Los eruditos pueden tomar dos posturas cuando descubren información que no se corresponde con lo que ya saben: o bien la dejan de lado para que no ponga en peligro sus preciadas teorías, o bien se concentran en ella con una intensidad de rayo láser y tratan de llegar al fondo del misterio. Si el libro no hubiera estado hechizado, podría haberme sentido tentada de hacer esto último. Pero debido a que estaba embrujado, me sentía fuertemente inclinada a hacer lo primero.
Y cuando tienen dudas, los eruditos generalmente posponen la decisión.
Escribí una ambivalente línea final: «¿Se necesita más tiempo? Posiblemente tenga que volver a solicitarlo».
Casi sin respirar, cerré la tapa y la ajusté con un ligero tirón. Corrientes mágicas resonaban todavía en todo el manuscrito, siendo especialmente intensas alrededor de los cierres.
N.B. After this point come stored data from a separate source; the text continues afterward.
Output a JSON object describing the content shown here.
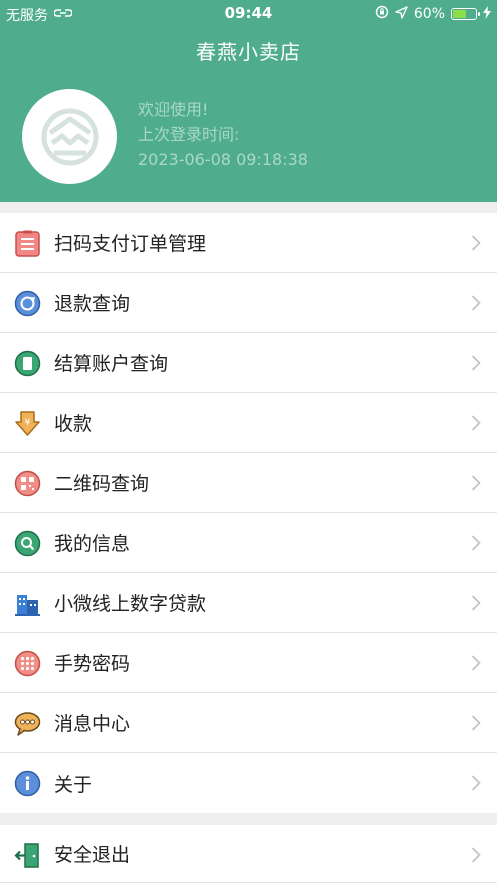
{
  "status_bar": {
    "carrier": "无服务",
    "time": "09:44",
    "battery_pct": "60%",
    "battery_level": 0.6
  },
  "header": {
    "title": "春燕小卖店",
    "welcome": "欢迎使用!",
    "last_login_label": "上次登录时间:",
    "last_login_time": "2023-06-08 09:18:38"
  },
  "menu": [
    {
      "label": "扫码支付订单管理",
      "icon": "order-list-icon"
    },
    {
      "label": "退款查询",
      "icon": "refund-icon"
    },
    {
      "label": "结算账户查询",
      "icon": "account-book-icon"
    },
    {
      "label": "收款",
      "icon": "receive-money-icon"
    },
    {
      "label": "二维码查询",
      "icon": "qrcode-icon"
    },
    {
      "label": "我的信息",
      "icon": "search-person-icon"
    },
    {
      "label": "小微线上数字贷款",
      "icon": "building-loan-icon"
    },
    {
      "label": "手势密码",
      "icon": "gesture-grid-icon"
    },
    {
      "label": "消息中心",
      "icon": "message-bubble-icon"
    },
    {
      "label": "关于",
      "icon": "info-icon"
    }
  ],
  "exit": {
    "label": "安全退出",
    "icon": "exit-door-icon"
  },
  "colors": {
    "header": "#4fac8c",
    "welcome_text": "#a9d9c6",
    "battery": "#8be04a"
  }
}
Cuando estuvo cerrado, me quedé aliviada, mirando fijamente el Ashmole 782 durante unos momentos más. Mis dedos querían regresar y tocar el cuero marrón. Pero esta vez me resistí, tal como me había resistido a tocar las inscripciones y las ilustraciones para saber más de lo que un historiador humano podía legítimamente asegurar que sabía.
La tía Sarah me había dicho siempre que la magia era un don. Si lo era, había en ella lazos que me ligaban a todas las brujas Bishop que habían existido antes que yo. Había que pagar un precio para usar ese poder mágico heredado y para utilizar los hechizos y encantamientos que constituían el oficio cuidadosamente preservado de las brujas. Al abrir el Ashmole 782, había atravesado el muro que separaba la magia de mis estudios eruditos. Pero de vuelta otra vez al lado correcto, estaba más decidida que nunca a permanecer allí.
Recogí mi ordenador y mis notas, levanté el montón de manuscritos, poniendo cuidadosamente el Ashmole 782 debajo de los otros. Afortunadamente, Gillian no estaba en su mesa, aunque sus papeles todavía estaban desperdigados sobre ella. Seguramente pensaba trabajar hasta tarde y había salido a tomar una taza de café.
—¿Has terminado? —quiso saber Sean cuando llegué al mostrador de préstamos.
—No del todo. Me gustaría reservar los tres de arriba para el lunes.
—¿Y el cuarto?
—Con ése ya he acabado —espeté, deslizando los manuscritos hacia él—. Puedes volver a ponerlo en su sitio.
Sean lo colocó encima de un montón de libros para devolver que ya había recogido. Me acompañó hasta la escalera, nos despedimos y desapareció detrás de una puerta giratoria. La cinta transportadora que iba a devolver al Ashmole 782 al interior de la biblioteca se puso en marcha.
Casi me giré para detenerlo, pero lo dejé marchar.
Tenía la mano levantada para empujar y abrir la puerta de la planta baja, cuando el aire a mi alrededor me envolvió con fuerza, como si la biblioteca me estuviera apretando. El aire brilló durante una fracción de segundo, tal como habían hecho las páginas del manuscrito en la mesa de Sean, haciéndome temblar involuntariamente y erizando el vello en mis brazos.
Algo acababa de ocurrir. Algo mágico.
Giré el rostro hacia la sala de lectura Duke Humphrey, y mis pies amenazaron con seguirlo.
«No es nada», pensé, y salí resueltamente de la biblioteca.
«¿Estás segura?», susurró una voz largamente ignorada.
2
L
as campanas de Oxford sonaron siete veces. La noche no seguía al crepúsculo con la misma lentitud que lo habría hecho hacía unos meses, pero la transformación todavía persistía. El personal de la biblioteca había encendido las lámparas hacía apenas treinta minutos, que lanzaban pequeñas lagunas doradas en medio de la luz grisácea.